I'm sorry, but I completely disagree. Well, not completely. I do think that taking the inaugural spirit to the people is a fine idea. And I do think that, considering the challenges facing the nation, that there should be a focus on civic engagement. But, in fact, both of these elements have been incorporated into the Obama inaugural activities. As Heilemann himself acknowledges: "I know, I know, the Obama people are using the web to enable lots of local inauguration parties. And they've tried to open up the proceedings, to make them more accessible, in other ways as well." The speeches along the Obama-Biden whistle-stop tour mentioned the tough times ahead and the need for Americans to pull together. And Monday, MLK Day, was touted as all about getting out and volunteering. Flyers even came home from my son's school, listing various local opportunities to get involved. 

Yes, this inauguration is going to be more expensive than past ones. That said, the cost comparisons with the Bush 2005 festivities ($42 million for Bush vs. somewhere between $125 and $160 million for Obama) are beyond useless, in part because the Bush numbers being bandied about don't include security costs (which account for the bulk of the bill at these affairs) and in part because the security and logistical needs for welcoming back a garden-variety second-term president are of course going to be vastly smaller than those for the first swearing in of--altogether now!--the first black president in the nation's history. Nowhere close to half a million people attended Bush's second inaugural. Washington has been bracing for somewhere in the neighborhood of 2 million for this year's event. The number of port-a-potties alone causes the mind to reel.     

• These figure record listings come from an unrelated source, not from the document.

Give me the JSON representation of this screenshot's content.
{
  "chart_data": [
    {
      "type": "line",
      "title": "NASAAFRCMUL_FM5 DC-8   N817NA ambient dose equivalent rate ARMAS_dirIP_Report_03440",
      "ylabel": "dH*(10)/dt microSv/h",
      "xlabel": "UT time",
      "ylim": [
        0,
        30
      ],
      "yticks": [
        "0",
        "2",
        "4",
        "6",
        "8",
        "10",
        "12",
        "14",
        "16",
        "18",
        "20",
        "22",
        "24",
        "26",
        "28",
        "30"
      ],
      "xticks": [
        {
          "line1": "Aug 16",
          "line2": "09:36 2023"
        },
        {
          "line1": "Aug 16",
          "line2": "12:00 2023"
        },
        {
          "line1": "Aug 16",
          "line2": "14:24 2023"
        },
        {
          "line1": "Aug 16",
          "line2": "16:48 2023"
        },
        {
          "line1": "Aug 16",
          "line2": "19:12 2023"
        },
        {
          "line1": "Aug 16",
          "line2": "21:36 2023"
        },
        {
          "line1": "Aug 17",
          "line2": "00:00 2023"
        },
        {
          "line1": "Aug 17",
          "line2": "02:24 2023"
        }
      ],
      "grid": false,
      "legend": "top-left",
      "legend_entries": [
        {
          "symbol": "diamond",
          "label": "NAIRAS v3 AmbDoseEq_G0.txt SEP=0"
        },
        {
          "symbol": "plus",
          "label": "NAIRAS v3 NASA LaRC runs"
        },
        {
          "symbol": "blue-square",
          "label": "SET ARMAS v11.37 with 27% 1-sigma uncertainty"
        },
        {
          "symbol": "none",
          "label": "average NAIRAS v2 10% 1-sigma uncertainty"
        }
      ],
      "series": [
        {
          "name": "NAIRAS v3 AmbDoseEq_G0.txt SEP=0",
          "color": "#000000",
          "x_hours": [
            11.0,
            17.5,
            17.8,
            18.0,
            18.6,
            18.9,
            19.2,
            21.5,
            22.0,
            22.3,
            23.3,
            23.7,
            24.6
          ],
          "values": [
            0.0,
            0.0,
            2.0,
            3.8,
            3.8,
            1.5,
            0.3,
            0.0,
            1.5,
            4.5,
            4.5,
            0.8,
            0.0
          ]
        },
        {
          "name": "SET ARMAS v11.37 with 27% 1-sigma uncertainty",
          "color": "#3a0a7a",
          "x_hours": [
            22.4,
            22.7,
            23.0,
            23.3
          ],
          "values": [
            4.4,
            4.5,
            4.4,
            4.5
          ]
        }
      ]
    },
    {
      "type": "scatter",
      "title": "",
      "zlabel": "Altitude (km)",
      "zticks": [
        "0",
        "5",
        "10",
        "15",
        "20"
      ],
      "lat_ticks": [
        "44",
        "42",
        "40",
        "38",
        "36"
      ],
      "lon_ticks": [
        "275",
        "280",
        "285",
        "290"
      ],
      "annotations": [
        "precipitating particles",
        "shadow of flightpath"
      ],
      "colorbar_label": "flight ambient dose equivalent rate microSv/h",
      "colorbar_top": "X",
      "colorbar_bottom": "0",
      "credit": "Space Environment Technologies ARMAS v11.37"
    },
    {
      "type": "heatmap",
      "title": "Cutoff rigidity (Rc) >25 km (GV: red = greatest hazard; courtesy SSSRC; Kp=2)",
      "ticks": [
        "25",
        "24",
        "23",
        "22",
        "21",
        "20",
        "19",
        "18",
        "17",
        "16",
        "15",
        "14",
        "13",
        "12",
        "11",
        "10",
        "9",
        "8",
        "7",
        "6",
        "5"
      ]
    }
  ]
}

As for the idea that the entire inaugural spirit should focus "not on celebration but on civic engagement": bollucks. No matter how ominous the economic outlook, the inauguration of a new president is something to celebrate. And, yes, that is all the more true because of the "historic nature" of this particular president. (Translation: OMG! Can you believe we finally elected a black guy!) In addition to feeling the burden of the nation's current situation, the Obama people are keenly aware of the widespread, pent-up desire to celebrate this day with all of the "ridiculousness" that this country can muster. The entire globe is watching. We should not shortchange the moment.  

Moreover, I'd argue that the current anxiety and pessimism people are feeling make a large-scale, communal moment of celebration all the more important. In general, during tough times, people crave a little glamour and escapism. (There is a reason that the Great Depression spawned a Hollywood glut of high-society comedies.) More specifically, when there is an uneasy sense that our nation is struggling, people need to be reminded of its greatness. We need to feel like our best times are yet to come. We need spectacle. We need uplift. We need pomp and ceremony and, yes, silly whistle stop tours and cheesy speeches that self-consciously remind us how far we have come. It may not be entirely rational--and perhaps even a tad counterproductive. But it's also human nature.

Do we need a massive, star-studded concert on the National Mall? Possibly not. Then again, the people I know who attended said that, while it was too crowded and the acoustics were lousy, the atmosphere--the sense of being part of something major--was a gas. Besides, a big point of that little display--open to the public and broadcast free on HBO--was to expand the inaugural energy beyond the usual fuddy-duddy audience of old folks and Washington eminences. Not everyone can score a ticket to the inaugural balls around town. But any hardy soul willing to drive, hitch-hike, or scam a bus-ticket to Washington, haul their carcass out of bed at the crack of dawn, and sit for several hours in the freezing cold could take part in Sunday's concert. Were parts of it tacky? Sure. But so is a lot of what makes America great.